Meditation Via Southern Comfort Food
Barbecue Is Good For The Soul
This morning was rough as I scrambled to commit some overdue changes to a big app project. To regain energy that I lost from staying up late the night before, I drank too much coffee and was feeling as if I was about to have a panic attack. I managed to push the changes a little before noon and got in my car and drove around to clear my head.
As I drove down a side road, I noticed a small Barbecue place with a plywood sign in front advertising some lunch specials. I could smell burning hickory and see white clouds of smoke rising from behind the building. I knew this was the medicine I needed today.
Inside there were only four or five tables with some folding chairs. Near the counter there were plastic trophies and plaques on display from various BBQ contests. The menu was nailed to the wall. As I studied it, a woman emerged from the back room and greeted me warmly. I asked her what I should order and she suggested ribs. I ordered a whole rib dinner with macaroni and cheese, collard greens, and cornbread because I am a bottomless pit when it comes to comfort food.
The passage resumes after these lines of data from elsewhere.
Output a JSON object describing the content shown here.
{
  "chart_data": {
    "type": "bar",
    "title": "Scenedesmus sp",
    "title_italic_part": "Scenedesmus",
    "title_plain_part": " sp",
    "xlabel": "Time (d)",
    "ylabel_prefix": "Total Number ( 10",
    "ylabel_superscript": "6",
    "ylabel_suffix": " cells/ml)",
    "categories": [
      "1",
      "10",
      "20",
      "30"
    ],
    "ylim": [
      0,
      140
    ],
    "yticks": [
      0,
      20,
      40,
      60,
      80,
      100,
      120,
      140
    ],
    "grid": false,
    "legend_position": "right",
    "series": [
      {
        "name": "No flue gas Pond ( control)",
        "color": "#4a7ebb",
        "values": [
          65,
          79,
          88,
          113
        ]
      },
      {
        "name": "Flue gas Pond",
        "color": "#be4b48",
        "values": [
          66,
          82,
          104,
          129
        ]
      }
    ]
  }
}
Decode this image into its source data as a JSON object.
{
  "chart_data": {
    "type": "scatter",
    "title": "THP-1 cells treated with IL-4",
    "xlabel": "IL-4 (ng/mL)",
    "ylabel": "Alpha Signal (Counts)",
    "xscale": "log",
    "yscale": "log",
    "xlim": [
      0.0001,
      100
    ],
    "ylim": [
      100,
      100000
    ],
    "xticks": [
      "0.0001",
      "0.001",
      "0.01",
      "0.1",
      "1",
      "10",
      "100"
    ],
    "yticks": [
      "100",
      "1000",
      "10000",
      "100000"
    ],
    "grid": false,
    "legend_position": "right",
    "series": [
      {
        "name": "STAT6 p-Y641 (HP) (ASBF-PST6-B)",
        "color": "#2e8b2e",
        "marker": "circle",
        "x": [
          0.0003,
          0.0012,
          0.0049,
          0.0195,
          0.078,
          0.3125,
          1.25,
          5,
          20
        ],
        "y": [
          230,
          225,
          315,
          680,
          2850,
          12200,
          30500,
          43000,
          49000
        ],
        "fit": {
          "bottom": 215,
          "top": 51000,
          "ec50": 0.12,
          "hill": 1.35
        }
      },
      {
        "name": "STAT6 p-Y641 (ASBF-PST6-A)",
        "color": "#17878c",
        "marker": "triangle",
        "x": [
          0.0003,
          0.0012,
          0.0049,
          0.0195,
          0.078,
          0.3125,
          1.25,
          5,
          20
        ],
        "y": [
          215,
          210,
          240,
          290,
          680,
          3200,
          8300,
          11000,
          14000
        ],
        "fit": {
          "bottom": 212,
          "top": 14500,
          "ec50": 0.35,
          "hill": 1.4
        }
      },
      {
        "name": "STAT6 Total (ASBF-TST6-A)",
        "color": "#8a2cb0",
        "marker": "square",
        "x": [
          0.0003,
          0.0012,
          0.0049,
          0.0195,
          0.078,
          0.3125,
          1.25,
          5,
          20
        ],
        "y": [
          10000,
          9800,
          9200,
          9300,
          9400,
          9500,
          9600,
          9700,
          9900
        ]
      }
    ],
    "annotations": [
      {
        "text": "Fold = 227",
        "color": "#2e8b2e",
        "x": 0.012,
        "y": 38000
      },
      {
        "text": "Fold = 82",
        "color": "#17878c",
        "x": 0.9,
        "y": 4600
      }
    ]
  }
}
I was given a cheap bottled water and plastic utensils as I sat down. Looking out of the window I could see the smoke from the BBQ pit behind the tiny restaurant. I knew I was about to eat something good.
The woman returned later with a school cafeteria-style styrofoam plate which contained the beautiful steaming ribs. She waited until I took a bite and quickly asked me what I thought. I told her they were delicious. Satisfied by my response, she went back into the back room.
I somehow managed to finish the giant meal. As I was nearing the end, The woman returned followed by a man in an apron. “How was it?” She asked me, grinning with pride. “These are the best ribs I’ve had in a long time.” I told her, and I meant it. “This is the man that made them, right here.” She said, pointing at the man in the apron. “Glad you liked it.” He said with a big smile. The two looked like parents watching someone admire their newborn child. I could tell they were passionate about their craft.
“Oh my!” the woman exclaimed looking at the aftermath of my meal. “You ate all that food! Let’s get a picture for a before-and-after.” She came over to my table and pulled out her phone. She was smiling bigger than I was as she snapped a picture of me and my demolished plate of ribs. I thanked her for the meal and as I left I felt as if I was leaving from a dinner at a relative or friend’s house.
The best thing about Southern US culture is that the people are raised to take great pride in their work, no matter how simple. Even in today’s fast paced culture, there are still many who are willing to forget their sense of urgency and engage in that old southern hospitality. This was like a calming salve on my over-stressed brain and it made me thankful to live here.